Global Cyber Executive Briefing
The online media sector might have the greatest exposure to cyber-threats. Since its organizations operate online, they have a huge attack surface to protect. Also, since its products are in high demand and completely digital, there is a high risk of being infiltrated and robbed of valuable content – both by individuals and organized crime groups.
- Case 1 - Email addresses stolen from an email service provider
- Case 2 - News website is the launch pad for a banking malware outbreak
- Case 3 - Hackers redirect readers to fake news
As in other industries, attacks that use an organization’s website as the point of entry are common (case #1). So are social engineering attacks, such as spear phishing, which trick people into giving away passwords and other sensitive information. However, what makes the online media industry unique is the fact that the sector itself can serve as a vector for launching attacks, due to the large number of people who use its services. A good example of this is the “watering hole” attack, in which hackers breach a popular website and then use it as a delivery platform for malware. (case #2)
Another threat that uses online media itself as the attack vector involves manipulating news sources to trick people or automated programs into making misinformed decisions. There are many well known examples of high profile online media accounts being hacked and fed deceptive information. In one extreme case, the attack triggered a stock market crash by fooling stock trading programs into placing automatic sell orders based on false information from a political online media account.
For online media organizations, attacks that cause reputational damage are one of the biggest threats. News organizations in particular are increasingly popular targets for hacktivists and attack groups loyal to a particular nation or cause. Some of these attacks target specific reporters in an effort to uncover their sources; other attacks disrupt websites or present substitute content in order to damage an organization’s reputation, spread propaganda, or manipulate public opinion. (case #3)
Case 1 - Email addresses stolen from an email service provider
A company that provides email services for more than 2,000 large organizations in all sectors, sending billions of marketing and customer communications emails annually.
An unknown group of hackers breached the company’s databases and stole nearly 60 million email addresses.
Attackers and motivation
Little is publicly known about the attackers. They might have been “script kiddies” hacking for fun, organized criminals planning to use the email addresses for spear phishing attacks, or perhaps a competitor trying to embarrass the company.
Although the exact technique has not been disclosed, experts believe it was something simple, such as SQL injection. This might explain why the company has been reluctant to share details about the attack.
Although this breach only involved names and email addresses, not financial information, it was very damaging because it was directly related to the company’s core business of sending marketing emails on behalf of clients. Also, the sheer size of the data loss drew a lot of attention from the media. The company was forced to notify all affected clients, who in turn had to notify their own customers, since this massive leakage of email addresses exposed them to spear phishing attacks. This made both the company and its clients look bad. In tangible terms, this breach cost the company and its clients an estimated $200 million in customer compensation.
Case 2 - News website is the launch pad for a banking malware outbreak
A company hosting a news website that ranks in the top 20 of most visited websites within the country it serves.

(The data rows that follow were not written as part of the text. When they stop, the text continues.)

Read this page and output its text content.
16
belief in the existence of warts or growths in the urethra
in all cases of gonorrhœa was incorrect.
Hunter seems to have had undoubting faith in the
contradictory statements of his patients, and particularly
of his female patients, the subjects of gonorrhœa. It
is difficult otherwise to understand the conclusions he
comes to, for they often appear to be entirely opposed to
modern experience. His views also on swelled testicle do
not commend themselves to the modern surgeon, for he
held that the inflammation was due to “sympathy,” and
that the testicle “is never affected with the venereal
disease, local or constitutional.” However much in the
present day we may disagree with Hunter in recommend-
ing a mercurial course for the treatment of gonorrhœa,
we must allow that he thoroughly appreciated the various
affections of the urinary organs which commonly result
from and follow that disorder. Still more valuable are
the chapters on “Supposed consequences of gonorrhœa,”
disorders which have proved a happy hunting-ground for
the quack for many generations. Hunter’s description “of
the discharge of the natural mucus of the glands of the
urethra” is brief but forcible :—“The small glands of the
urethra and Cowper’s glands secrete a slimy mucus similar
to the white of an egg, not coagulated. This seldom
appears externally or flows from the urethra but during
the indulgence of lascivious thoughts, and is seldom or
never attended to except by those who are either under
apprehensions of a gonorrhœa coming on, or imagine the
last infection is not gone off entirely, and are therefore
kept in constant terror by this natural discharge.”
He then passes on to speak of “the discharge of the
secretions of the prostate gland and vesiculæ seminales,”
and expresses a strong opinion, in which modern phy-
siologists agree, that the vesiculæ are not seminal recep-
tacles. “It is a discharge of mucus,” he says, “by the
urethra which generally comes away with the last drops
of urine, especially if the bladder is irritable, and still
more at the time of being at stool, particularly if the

Attackers used the website as a platform to spread malware. They established this by gaining access to a third-party advertisement system, which they then used to place infected advertisements on the news website. When clicked, the infected ads checked the user’s software version, and when a vulnerable version was found installed malware on the victim’s computer that would hijack banking transactions and steal card payment information.
Attackers and motivation
The complexity of the attacks and use of banking malware strongly suggest an organized crime group out for financial gain.
This attack used malware specifically designed to steal money from online banking users in the country where the website is hosted. How the attackers obtained the credentials to the third-party systems that distribute advertisements is not known, but once they gained access, it’s clear they used infected advertorials to spread the malware.
As the launch pad for a large outbreak of banking malware, the organization’s reputation took a big hit. Also, since the organization makes almost all of its money from online media, its number one priority and challenge was to restore readers’ and advertisers’ trust in online advertisements.
Case 3 - Hackers redirect readers to fake news
A large news organization, with a strong presence both online (websites) and offline (newspapers).
A hacker group with political ties tricked employees of a third-party domain registrar into revealing information that was then used to access domain name server (DNS) records, allowing the group to redirect all incoming web traffic to its own website.
Attackers and motivation
The attackers were hacktivists spreading propaganda and wanting to influence public opinion about events occurring in their region.
The attackers used social engineering, in particular spear phishing, to gain access to the reseller’s DNS account. It then altered DNS records to redirect web traffic to its own server, which hosted a visually identical copy of the news website but presented altered facts.
The attack tarnished the organization’s reputation and credibility, which because of the organization’s size and name recognition, also had a ripple effect on other news organizations. This caused readers to question the legitimacy of news stories they viewed online, and likely drove some to other news sources.